Но Хиллари боялась надеяться на большее, ведь она и раньше надеялась — надеялась, что он любит ее, а это оказалось не так. И теперь она разрывалась между надеждой и боязнью очередного разочарования.
Она лежала совеем тихо, прислушиваясь с замиранием сердца. Мало ли что, вдруг он скажет заветное слово, пусть даже не само это слово, а что-нибудь заменяющее его? Но он молчал.
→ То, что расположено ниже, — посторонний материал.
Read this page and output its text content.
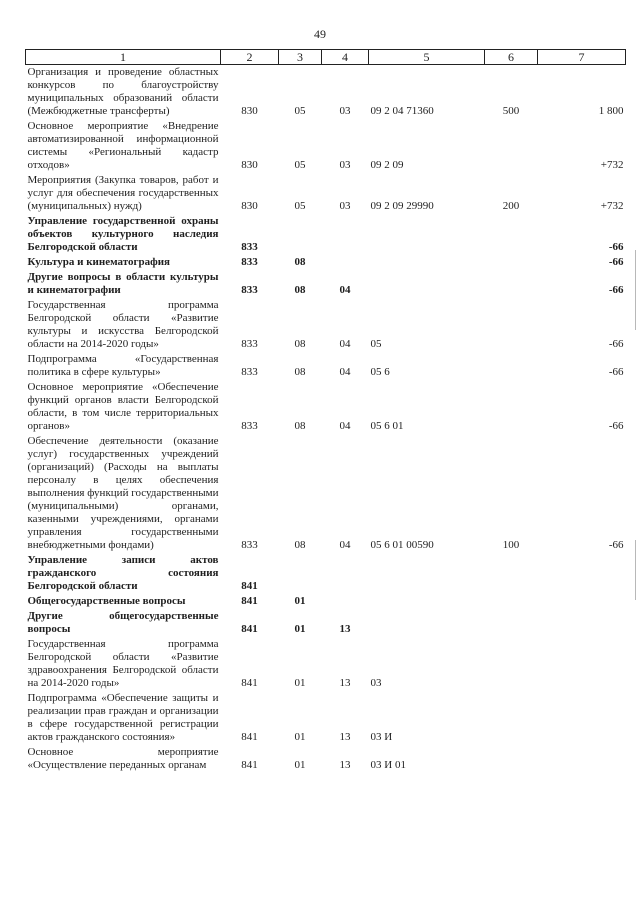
49
1	2	3	4	5	6	7
Организация и проведение областных конкурсов по благоустройству муниципальных образований области (Межбюджетные трансферты)	830	05	03	09 2 04 71360	500	1 800
Основное мероприятие «Внедрение автоматизированной информационной системы «Региональный кадастр отходов»	830	05	03	09 2 09		+732
Мероприятия (Закупка товаров, работ и услуг для обеспечения государственных (муниципальных) нужд)	830	05	03	09 2 09 29990	200	+732
Управление государственной охраны объектов культурного наследия Белгородской области	833					-66
Культура и кинематография	833	08				-66
Другие вопросы в области культуры и кинематографии	833	08	04			-66
Государственная программа Белгородской области «Развитие культуры и искусства Белгородской области на 2014-2020 годы»	833	08	04	05		-66
Подпрограмма «Государственная политика в сфере культуры»	833	08	04	05 6		-66
Основное мероприятие «Обеспечение функций органов власти Белгородской области, в том числе территориальных органов»	833	08	04	05 6 01		-66
Обеспечение деятельности (оказание услуг) государственных учреждений (организаций) (Расходы на выплаты персоналу в целях обеспечения выполнения функций государственными (муниципальными) органами, казенными учреждениями, органами управления государственными внебюджетными фондами)	833	08	04	05 6 01 00590	100	-66
Управление записи актов гражданского состояния Белгородской области	841					
Общегосударственные вопросы	841	01				
Другие общегосударственные вопросы	841	01	13			
Государственная программа Белгородской области «Развитие здравоохранения Белгородской области на 2014-2020 годы»	841	01	13	03		
Подпрограмма «Обеспечение защиты и реализации прав граждан и организации в сфере государственной регистрации актов гражданского состояния»	841	01	13	03 И		
Основное мероприятие «Осуществление переданных органам	841	01	13	03 И 01		
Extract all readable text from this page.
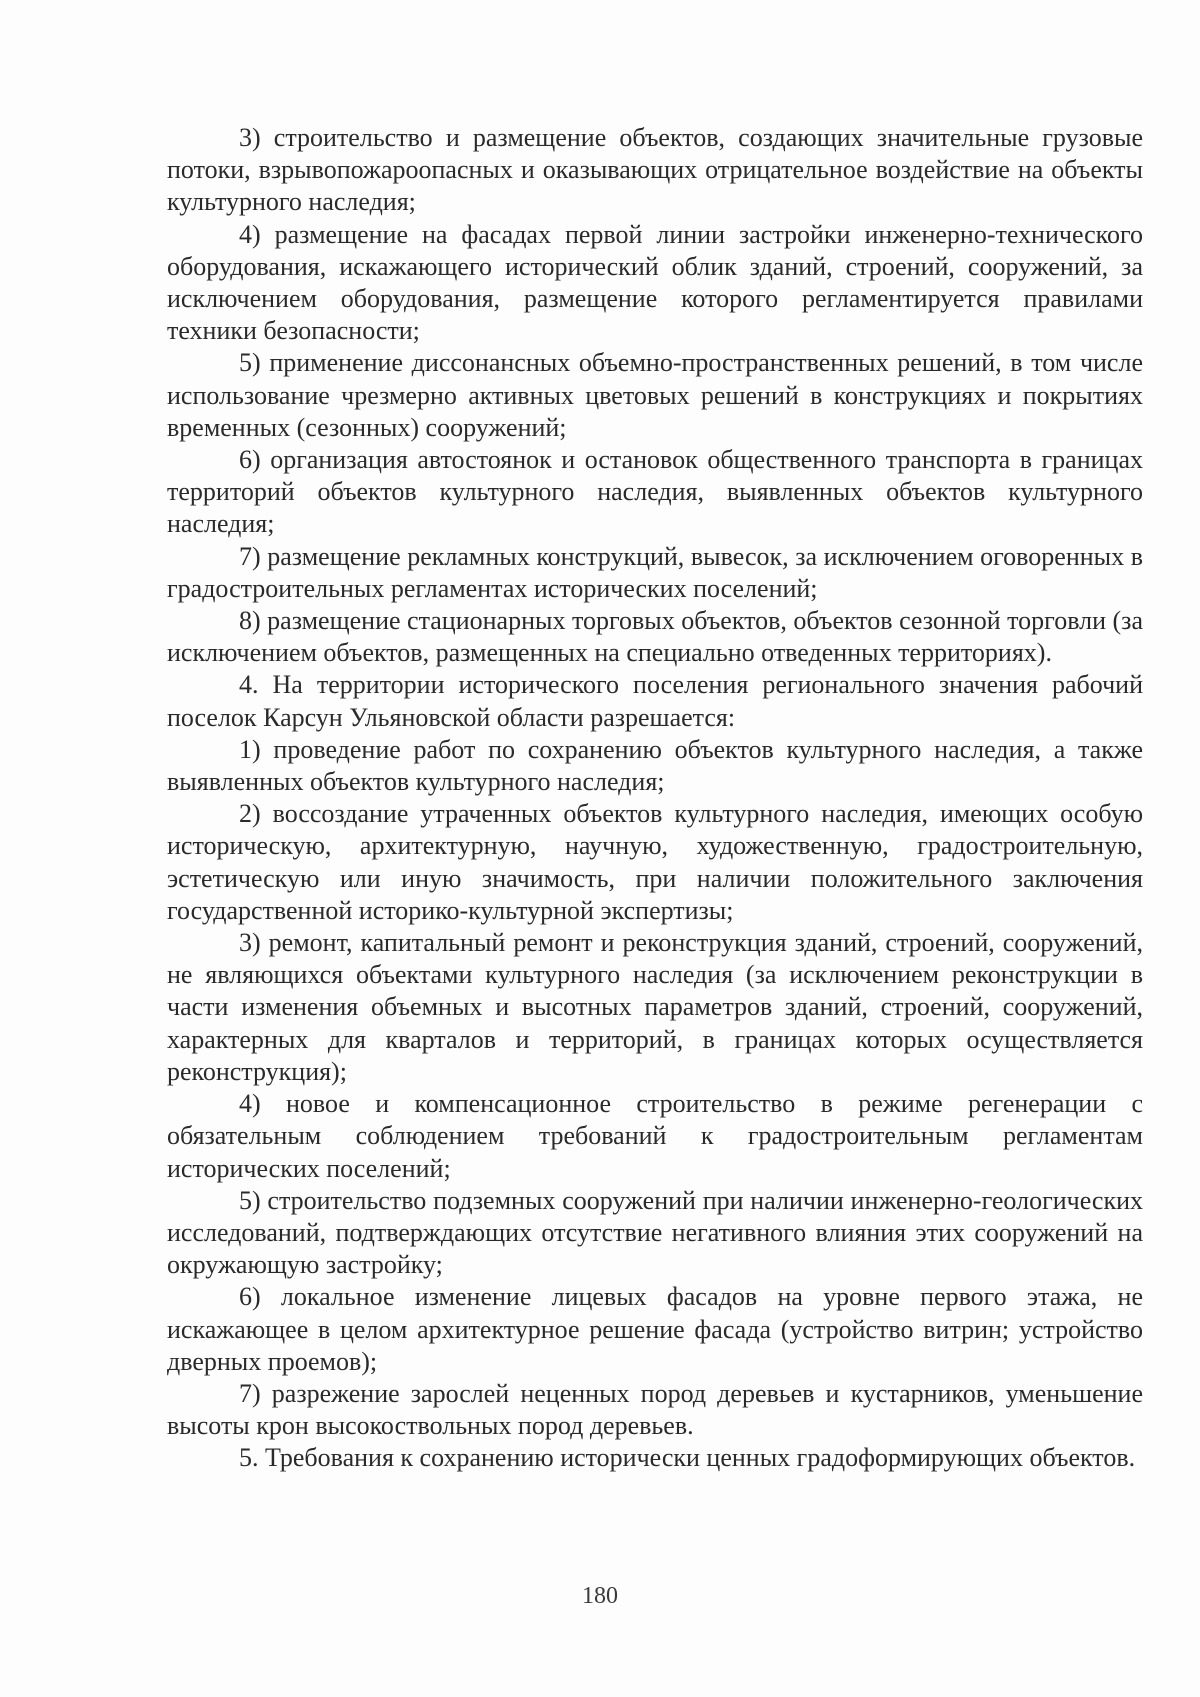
3) строительство и размещение объектов, создающих значительные грузовые потоки, взрывопожароопасных и оказывающих отрицательное воздействие на объекты культурного наследия;

4) размещение на фасадах первой линии застройки инженерно-технического оборудования, искажающего исторический облик зданий, строений, сооружений, за исключением оборудования, размещение которого регламентируется правилами техники безопасности;

5) применение диссонансных объемно-пространственных решений, в том числе использование чрезмерно активных цветовых решений в конструкциях и покрытиях временных (сезонных) сооружений;

6) организация автостоянок и остановок общественного транспорта в границах территорий объектов культурного наследия, выявленных объектов культурного наследия;

7) размещение рекламных конструкций, вывесок, за исключением оговоренных в градостроительных регламентах исторических поселений;

8) размещение стационарных торговых объектов, объектов сезонной торговли (за исключением объектов, размещенных на специально отведенных территориях).

4. На территории исторического поселения регионального значения рабочий поселок Карсун Ульяновской области разрешается:

1) проведение работ по сохранению объектов культурного наследия, а также выявленных объектов культурного наследия;

2) воссоздание утраченных объектов культурного наследия, имеющих особую историческую, архитектурную, научную, художественную, градостроительную, эстетическую или иную значимость, при наличии положительного заключения государственной историко-культурной экспертизы;

3) ремонт, капитальный ремонт и реконструкция зданий, строений, сооружений, не являющихся объектами культурного наследия (за исключением реконструкции в части изменения объемных и высотных параметров зданий, строений, сооружений, характерных для кварталов и территорий, в границах которых осуществляется реконструкция);

4) новое и компенсационное строительство в режиме регенерации с обязательным соблюдением требований к градостроительным регламентам исторических поселений;

5) строительство подземных сооружений при наличии инженерно-геологических исследований, подтверждающих отсутствие негативного влияния этих сооружений на окружающую застройку;

6) локальное изменение лицевых фасадов на уровне первого этажа, не искажающее в целом архитектурное решение фасада (устройство витрин; устройство дверных проемов);

7) разрежение зарослей неценных пород деревьев и кустарников, уменьшение высоты крон высокоствольных пород деревьев.

5. Требования к сохранению исторически ценных градоформирующих объектов.

180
И щемящая боль пронзила ей сердце.
— Уже не вернешь, — внезапно проговорил он, интуитивно чувствуя: что-то не так.
Хиллари знала, что именно не так, но оттого ей было не легче.
— Опять дергаешься, — прошептал он ей на ухо и кончиком языка провел по чувствительному местечку за мочкой.
Хиллари вздрогнула. Он коснулся одной из ее эрогенных зон. Нет, не ее вина, что она млеет в его объятиях.
Он провел губами по всей ее шее, нежно, ласково, щекоча кожу.
Как бы там ни было, сейчас ей перед ним не устоять. Единственное, что оставалось, — не противиться, а борьбу она продолжит в другой раз.
Но даже сейчас, когда он снова наслаждался ею медленно, нежно, истово, чувство самосохранения требовало от нее, чтобы она не отдавалась ему вся, придерживая что-то для себя. И это что-то было ее сердце.